Martin Fischer fehlt im Vergleich mit dem Ex Trainer

(eis) Im Kellerduell der Zweiten Liga muss der KSC am morgigen Gründonnerstag (Anpfiff 19 Uhr) beim SV Waldhof Mannheim antreten. Dem Tabellenschlusslicht aus Mannheim bietet sich dabei die wohl letzte Möglichkeit den Anschluss zu den Nichtabstiegsplätzen nicht völlig zu verlieren, doch auch für die Karlsruher Elf geht es im Badischen Derby um die Wurst: Vier Punkte beträgt der Rückstand zu einem rettenden Platz im Tabellenmittelfeld derzeit, selbst ein Unentschieden in der Quadratestadt wäre in der derzeitigen Situation wohl zu wenig.

"Der Wille war gegen Berlin und Mainz schon da", blickt Lorenz Günther Köstner auf die beiden zurückliegenden, torlosen Auftritte der Blauweißen zurück. "Nur die Durchsetzungskraft hat gefehlt wir haben ja nicht absichtlich nicht getroffen." Seit drei Spielen bereits musste der KSC keinen Gegentreffer mehr hinnehmen, einen gehörigen Anteil daran hatte Ersatzkeeper Martin Fischer, der für seine Leistung Lob von allen Seiten erntete. Doch da gerade die Torhüter im Karlsruher Lager das Verletzungspech gepachtet zu haben scheinen, ist der Cheftrainer dazu gezwungen das "Torwartroulette" fortzuführen. Fischer zog sich im gestrigen Training einen Muskelfaserriss zu als er am Ball vorbei ein Luftloch trat. "Da stehe ich manchmal schon fassungslos auf dem Trainingsplatz", bringt Köstner die Serie recht außergewöhnlicher Verletzungen seiner Mannen auf den Punkt. Da auch Thomas Walter und Bastian Becker noch weit von einer Rückkehr ins Team entfernt sind, muss nun erneut Christian Adam zwischen den Pfosten Position beziehen.

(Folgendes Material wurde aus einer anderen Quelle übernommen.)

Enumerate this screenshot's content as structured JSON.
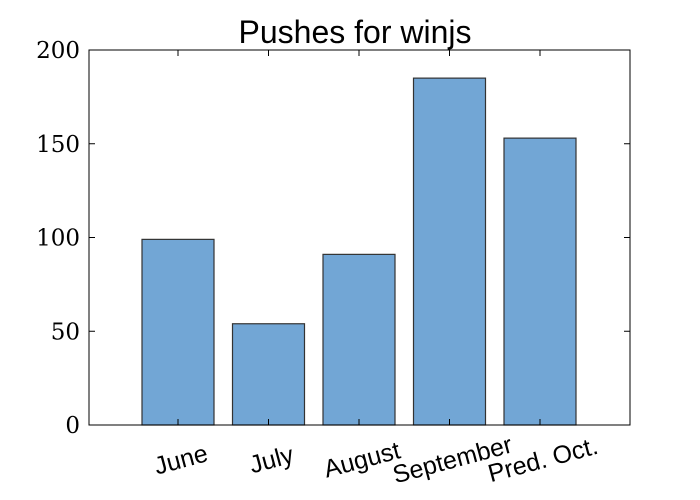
{
  "chart_data": {
    "type": "bar",
    "title": "Pushes for winjs",
    "xlabel": "",
    "ylabel": "",
    "categories": [
      "June",
      "July",
      "August",
      "September",
      "Pred. Oct."
    ],
    "values": [
      99,
      54,
      91,
      185,
      153
    ],
    "ylim": [
      0,
      200
    ],
    "yticks": [
      0,
      50,
      100,
      150,
      200
    ],
    "ytick_labels": [
      "0",
      "50",
      "100",
      "150",
      "200"
    ],
    "xtick_rotation_deg": -15,
    "bar_color": "#72a6d5",
    "bar_edge_color": "#333333",
    "grid": false,
    "legend": "none"
  }
}
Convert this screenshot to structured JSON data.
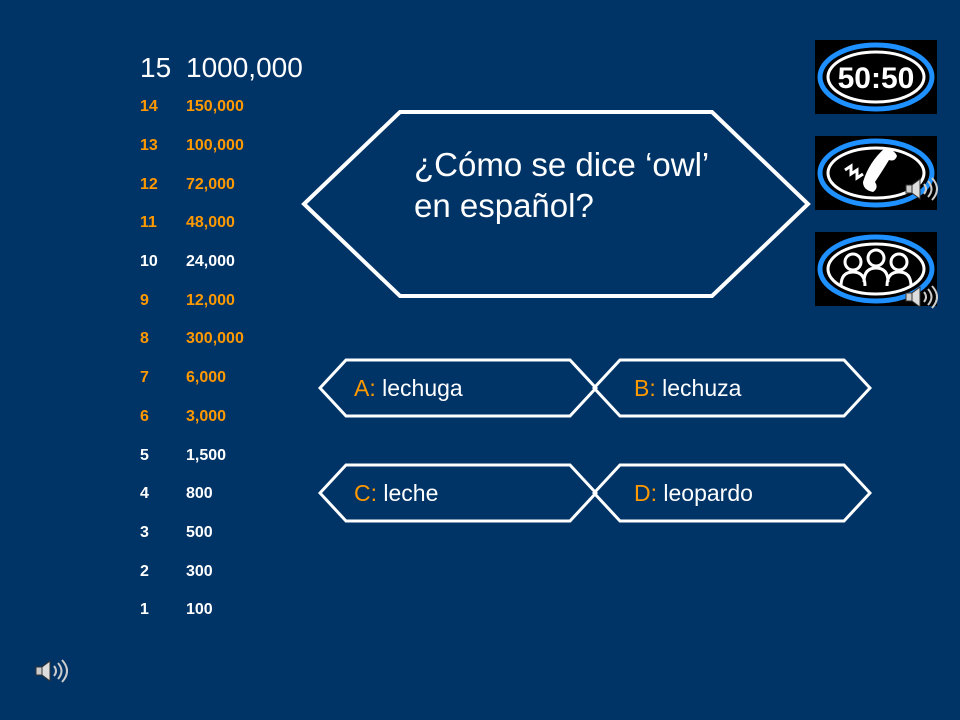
{
  "ladder": {
    "top": {
      "num": "15",
      "amount": "1000,000"
    },
    "rows": [
      {
        "num": "14",
        "amount": "150,000",
        "color": "#ff9900"
      },
      {
        "num": "13",
        "amount": "100,000",
        "color": "#ff9900"
      },
      {
        "num": "12",
        "amount": "72,000",
        "color": "#ff9900"
      },
      {
        "num": "11",
        "amount": "48,000",
        "color": "#ff9900"
      },
      {
        "num": "10",
        "amount": "24,000",
        "color": "#ffffff"
      },
      {
        "num": "9",
        "amount": "12,000",
        "color": "#ff9900"
      },
      {
        "num": "8",
        "amount": "300,000",
        "color": "#ff9900"
      },
      {
        "num": "7",
        "amount": "6,000",
        "color": "#ff9900"
      },
      {
        "num": "6",
        "amount": "3,000",
        "color": "#ff9900"
      },
      {
        "num": "5",
        "amount": "1,500",
        "color": "#ffffff"
      },
      {
        "num": "4",
        "amount": "800",
        "color": "#ffffff"
      },
      {
        "num": "3",
        "amount": "500",
        "color": "#ffffff"
      },
      {
        "num": "2",
        "amount": "300",
        "color": "#ffffff"
      },
      {
        "num": "1",
        "amount": "100",
        "color": "#ffffff"
      }
    ]
  },
  "question": {
    "text": "¿Cómo se dice ‘owl’ en español?"
  },
  "answers": {
    "a": {
      "letter": "A:",
      "text": " lechuga"
    },
    "b": {
      "letter": "B:",
      "text": " lechuza"
    },
    "c": {
      "letter": "C:",
      "text": " leche"
    },
    "d": {
      "letter": "D:",
      "text": " leopardo"
    }
  },
  "lifelines": {
    "fifty_fifty": {
      "label": "50:50",
      "icon": "fifty-fifty-icon"
    },
    "phone": {
      "icon": "phone-a-friend-icon"
    },
    "audience": {
      "icon": "ask-the-audience-icon"
    }
  },
  "colors": {
    "background": "#003366",
    "accent": "#ff9900",
    "ring": "#1e90ff"
  }
}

Für den gelb rot gesperrten Torsten Kracht kommt Carsten Rothenbach neu ins Team, Alternativen stehen dem Übungsleiter gerade in der Defensive auch nicht zur Verfügung. Marco Grimm fehlt weiter verletzungsbedingt und auch Bernhard Trares fühlt sich noch nicht fit um 90 Minuten durchzuhalten. Mit taktischen oder personellen Änderungen wird Köstner sein Gegenüber Stefan Kuntz also nicht überraschen können und stellt gerade deshalb klar: "Kuntz kennt die Stärken und Schwächen unserer Mannschaft natürlich sehr genau, wir müssen aufpassen nicht ins offene Messer zu laufen." Und Selbst während des morgigen Spiels sind Köstner bei Spielerwechseln nahezu die Hände gebunden: Höchstens drei Amateure dürfen gleichzeitig auf dem Platz stehen, mit Ivan Saenko und Christian Adam befinden sich gleich zwei in der Startelf. Auf der Bank nehmen mit Florian Dick, Martin Stoll und Charles Haffner (Amateurstatus) nochmals drei Amateure Platz, als einzige Lizenzspieler stehen Daniel Graf und Witold Wawrzyczek als Alternative zur Verfügung. Letztgenannter steht nur wegen der Personalknappheit überhaupt noch im Aufgebot, darauf legt der Cheftrainer Wert; bei Köstner scheint Wawrzyczek seinen letzten Kredit verspielt zu haben: "Die ganze Mannschaft ist über ihn verärgert", grantelt der Trainer und scheut auch den Vergleich mit einer "Schlaftablette" nicht.

Die Verletzungsmisere im Profi Kader beeinflusst auch die Personalsituation im Amateurteam von Edmund Becker. Der ebenfalls abstiegsbedrohte Nachwuchs muss heute Abend gegen den 1. FC Pforzheim antreten und dabei aus taktischen Gründen auf Schlussmann Christian Adam und den unermüdlichen Florian Dick verzichten. "Die Ausfälle sind sicher gravierend, aber das Risiko wäre einfach zu groß.", begründet Köstner seine Entscheidung.